E' indispensabile puntare sul trinomio patrimonio-uomo-vita...un po' più che un semplice modello territoriale-economico. Non c'è bisogno di un ulteriore studio degli effetti di una pandemia che durerà quasi 2 anni di vita per tutti noi, dai bambini agli anziani, ma quale insegnamento lascia la calamità stessa e quali risposte e soluzioni di lungo periodo, fondanti una nuova visione, creando un modello di vita sociale più in linea. Sicuramente il ritorno all'identico passato è non solo impossibile, ma alcuni economisti non lo auspicano perché è urgente prendere coscienza di come la natura e il pianeta può rispondere a certe condizioni. Per questo che anche viabilità, trasporti, mobilità, ambienti, commercio, vacanze, luoghi di lavoro, sanità, cura del territorio e attività di produzione devono entrare in Piano di Revisione Recupero Risorse post-pandemia.
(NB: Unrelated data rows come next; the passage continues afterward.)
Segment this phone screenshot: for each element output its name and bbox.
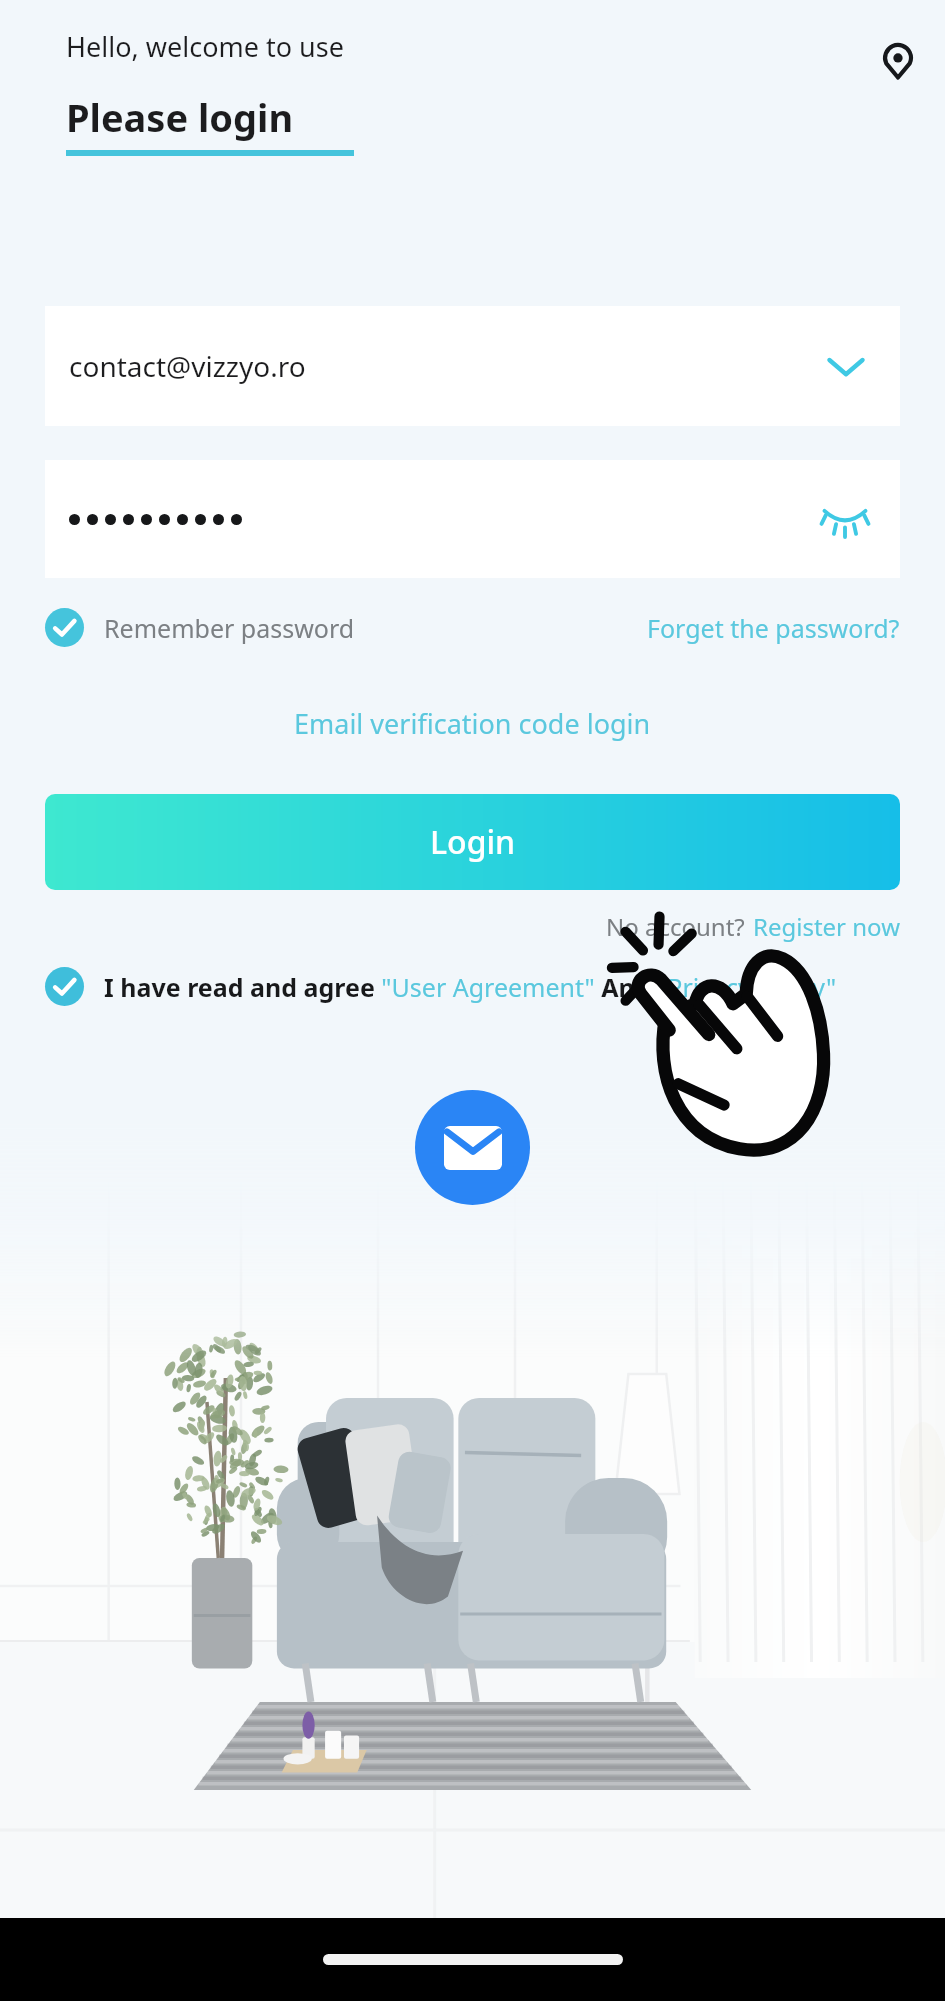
button[interactable]: Remember password (45, 600, 355, 655)
button[interactable]: Show password (816, 490, 874, 548)
staticText: Please login (66, 91, 294, 143)
staticText: contact@vizzyo.ro (69, 347, 818, 385)
button[interactable]: Login with email (415, 1090, 530, 1205)
button[interactable]: Choose account (818, 338, 874, 394)
button[interactable]: Location (871, 34, 925, 88)
staticText: I have read and agree "User Agreement" A… (104, 970, 837, 1004)
button[interactable]: Show password (45, 460, 900, 578)
staticText: Hello, welcome to use (66, 28, 344, 65)
staticText: Forget the password? (647, 611, 900, 645)
button[interactable]: No account? (606, 910, 900, 943)
button[interactable]: Forget the password? (647, 603, 900, 653)
staticText: Login (430, 820, 516, 864)
button[interactable]: Email verification code login (280, 699, 665, 748)
staticText: Remember password (104, 611, 355, 645)
staticText: Register now (753, 910, 900, 943)
staticText: Email verification code login (294, 705, 651, 742)
button[interactable]: I have read and agree "User Agreement" A… (45, 967, 900, 1006)
button[interactable]: Login (45, 794, 900, 890)
button[interactable]: contact@vizzyo.ro (45, 306, 900, 426)
staticText: No account? (606, 910, 745, 943)
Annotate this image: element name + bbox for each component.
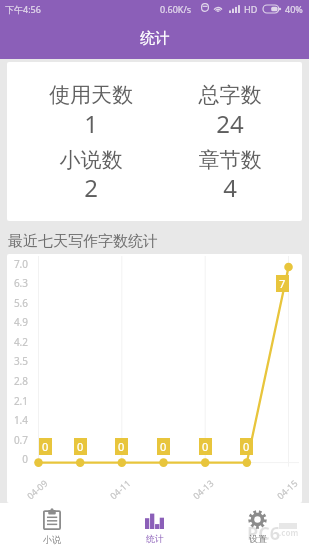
staticText: 0 <box>7 452 28 466</box>
staticText: 统计 <box>146 533 164 544</box>
staticText: 40% <box>285 3 303 15</box>
staticText: HD <box>244 3 258 15</box>
staticText: 设置 <box>249 533 267 544</box>
staticText: 0.7 <box>7 433 28 447</box>
staticText: 7.0 <box>7 257 28 271</box>
staticText: 小说 <box>43 534 61 545</box>
staticText: 04-13 <box>190 476 216 502</box>
other: 设置 <box>248 510 267 529</box>
staticText: 04-11 <box>107 476 133 502</box>
staticText: 章节数 <box>170 147 290 173</box>
staticText: 0 <box>42 439 49 454</box>
staticText: PC6 <box>247 521 281 546</box>
staticText: 使用天数 <box>31 82 151 108</box>
staticText: 3.5 <box>7 354 28 368</box>
staticText: 2.8 <box>7 374 28 388</box>
staticText: 1.4 <box>7 413 28 427</box>
staticText: 0 <box>77 439 84 454</box>
staticText: 0.60K/s <box>160 3 192 15</box>
staticText: 2.1 <box>7 394 28 408</box>
staticText: 统计 <box>140 29 170 48</box>
button[interactable]: 设置 <box>206 503 309 550</box>
button[interactable]: 小说 <box>0 503 103 550</box>
staticText: 2 <box>31 171 151 204</box>
staticText: 24 <box>170 107 290 140</box>
staticText: 04-15 <box>274 476 300 502</box>
staticText: 下午4:56 <box>5 3 41 15</box>
button[interactable]: 统计 <box>103 503 206 550</box>
staticText: 最近七天写作字数统计 <box>8 232 158 251</box>
staticText: .com <box>279 527 299 538</box>
staticText: 4.2 <box>7 335 28 349</box>
staticText: 总字数 <box>170 82 290 108</box>
staticText: 0 <box>243 439 250 454</box>
staticText: 0 <box>202 439 209 454</box>
staticText: 4.9 <box>7 315 28 329</box>
staticText: 04-09 <box>24 476 50 502</box>
staticText: 1 <box>31 107 151 140</box>
staticText: 0 <box>160 439 167 454</box>
staticText: 4 <box>170 171 290 204</box>
staticText: 5.6 <box>7 296 28 310</box>
staticText: 7 <box>279 276 286 291</box>
staticText: 小说数 <box>31 147 151 173</box>
staticText: 0 <box>118 439 125 454</box>
staticText: 6.3 <box>7 276 28 290</box>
Così per le isole minori italiane (penso a Pantelleria e a Ischia in particolare), certe coste marine, i percorsi fluviali e le foci, le montagne innevate e non abitate tutto l'anno, le colline troppo o troppo poco curate, i pendii di valle e fondovalle (penso a Valtellina o Colli Piacentini), il governo delle acque, il controllo del suolo e sottosuolo...devono avere un piano diretto e collegato con chi abita, lavora, arriva, passa in tutti questi territori delicati e difficili. E' una priorità perché danni, vulnerabilità, abbandoni a monte o in certe aree isolate o marginali possono poi ripercuotersi a valle e nelle aree più urbanizzate creando un problema sopra un altro problema di inquinamento. Abbandono e inquinamento sono legati. Occorre pensare di organizzare anche le piccole economie aperte dando sicurezza e certezze di vita sociale, di assistenza civile, di sanità di comunità e di pronto intervento, di case abitabili, di formazione ed educazione per le giovani generazioni... e anche accoglienza, ricettività, villeggiatura secondo parametri edilizi e urbanistici innovativi e in linea con le nuove esigenze.

Senza dimenticare che sono fondamentali anche tecnologia e digitalizzazione 5.0 in tutte le aree isolate, difficili, vulnerabili perché hanno risorse da saper tutelare, difendere e anche saggiamente governare per le News Generation. Non pendere nella giusta e alta considerazione economica-politica-sociale certi effetti destabilizzanti creati o sosti in aree marginali vuol dire aumentare pericoli e spese enormi per tutta la società. Poniamo ora un pilastro-asset di intervento in una ottica orizzontale del territorio e verticale di azione e misura e lasceremo una vera eredità Green Deal. Occorre studiare un Piano Dedicato che sappia incidere sull'asimmetria creata dalla pandemia e sul gap maggiore fra chi è stato più o meno salvato e chi è stato duramente colpito. Cogliamo l'attimo dei UE Fund per risolvere un grave problema trasversale ambientale sociale che interessa a tutti perché sono i 2/3 dell'intero territorio nazionale (isoleminori, montagna, alta collina) e cerchiamo dal 30% di arrivare in 10 anni al 40% di residenti in queste aree interne difficili con decine di nuove imprese e attività soprattutto con una vera "utilità collettiva ambientale". Questa è vera transizione e non solo slogan partitici.